Tell me if this sounds familiar.
You have a novel that you’ve been working on for months. Maybe years. You give it to critique partners. You revise it. With the help of a few friends, you write the perfect query letter and begin that exciting but terrifying adventure of sending out the manuscript, getting your first rejections or requests.
But ultimately, they’re all rejections.
Or what about this: An agent loves your book and takes it on. You revise with her. She sends it out to editors. You obsess, stalk, and jump every time your email dings. Your first rejections feel like battle scars, and you wear them with pride. (After all, you know it’s rare that someone gets an overnight offer from the first editor to read the manuscript. You’re reasonable; you don’t expect to be that kind of exception.) Anyway, your agent still loves the manuscript. She hasn’t given up.
But then more rejections come, and your agent suggests taking the manuscript off submission to revise based on editor feedback. She still thinks the manuscript will sell, but secretly you’re wondering whether she’s disappointed and ready to give up. (It doesn’t matter that she’s never given you a reason to believe that this is the case. You are an author. Therefore you do a lot of projecting and wondering and developing feelings based off these sad fantasies.)
So: more rejections. This manuscript—the story of your heart/your book child/the thing you daydream about every five minutes—is not going anywhere. And you have to start wondering: Is this story done? You’ve made it as good as you possibly can, and your crit partners and/or agent love it. They think it’s good enough to be published.
What are you supposed to do now? How do you let go of something so important to you? How can you just move on?s
If you have an agent, this is something you can (and should) talk to them about. If you don’t have an agent (or don’t yet feel comfortable bringing it up), grab your most understanding crit partner/friend and start discussing.
But here are a few thoughts:
1. Fall in love with a new story. You should have been writing something new this whole time. Maybe you don’t love it the same way yet, or you’re struggling to connect with it because you’re not over the last one. But try to immerse yourself in it. Find the seed of the story you loved enough to make you put pen to paper (fingers to keyboard). Remember that you started this new story for a reason. Find that reason again, and dive in.

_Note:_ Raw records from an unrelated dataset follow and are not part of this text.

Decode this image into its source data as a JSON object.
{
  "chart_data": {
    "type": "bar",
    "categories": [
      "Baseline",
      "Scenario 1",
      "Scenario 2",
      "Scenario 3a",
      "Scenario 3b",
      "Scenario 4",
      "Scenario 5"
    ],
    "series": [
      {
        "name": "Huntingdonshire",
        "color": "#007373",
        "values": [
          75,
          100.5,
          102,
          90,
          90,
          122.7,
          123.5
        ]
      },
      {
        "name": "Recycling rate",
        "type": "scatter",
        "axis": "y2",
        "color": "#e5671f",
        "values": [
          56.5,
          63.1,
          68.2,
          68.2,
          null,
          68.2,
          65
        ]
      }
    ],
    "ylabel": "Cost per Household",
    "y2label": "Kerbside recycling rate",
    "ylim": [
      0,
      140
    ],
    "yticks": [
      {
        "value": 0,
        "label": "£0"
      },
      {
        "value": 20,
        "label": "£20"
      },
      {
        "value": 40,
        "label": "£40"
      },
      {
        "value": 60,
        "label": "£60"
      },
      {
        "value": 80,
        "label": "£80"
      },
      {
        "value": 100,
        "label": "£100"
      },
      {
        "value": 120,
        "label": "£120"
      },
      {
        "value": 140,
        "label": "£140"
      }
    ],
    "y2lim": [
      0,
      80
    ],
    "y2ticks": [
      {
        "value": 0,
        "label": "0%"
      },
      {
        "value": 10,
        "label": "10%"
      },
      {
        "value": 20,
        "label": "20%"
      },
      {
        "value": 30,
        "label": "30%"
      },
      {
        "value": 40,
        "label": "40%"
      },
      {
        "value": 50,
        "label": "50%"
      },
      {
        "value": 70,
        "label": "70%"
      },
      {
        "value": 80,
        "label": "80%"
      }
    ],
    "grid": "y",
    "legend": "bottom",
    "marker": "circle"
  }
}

2. When you get published, you’ll need to divorce yourself from your story, anyway. You might as well start learning how to let go of things now. After all, you don’t want to get stuck on this one story for the rest of your life, right? You want to be able to write more stories and have a career? Learn how to let go. It’s good practice for getting published.
3. It takes time to let go. After all, you’ve spent months (or years!) of your life with a story. Letting go isn’t as easy as flipping a switch. Allow yourself to grieve, but don’t let that grieving period linger too long. If you can’t write something new just yet, go do something new. Have an adventure. Open your mind to new thoughts and ideas. Read a lot. Ask “what if?”
4. You can always come back to your first story. Maybe not tomorrow. Maybe not even next year. But one day you can pull it out and look at it like new. If the market isn’t right for that story now, maybe it will be in the future. Or maybe you’ll learn something about writing that will enable you to come back to the story and revise it into shape.
I wrote sixteen manuscripts before I wrote Incarnate. At some point, I had to let go of every one of them. There are stories I’d still like to tell one day—rewrite them and see if I can find a home for them. Just because I’ve moved on doesn’t mean I don’t love those stories anymore, or that they’re any less important to me. Every one of them taught me something new about writing, about the stories I like to tell, and where I’d like to be on bookstore shelves.
Like I did with those sixteen manuscripts, you have a choice: Tell yourself this story is it, and if it doesn’t succeed, then there’s nothing else.
Move on. Loosen up that death grip on the story and allow yourself to work on something new.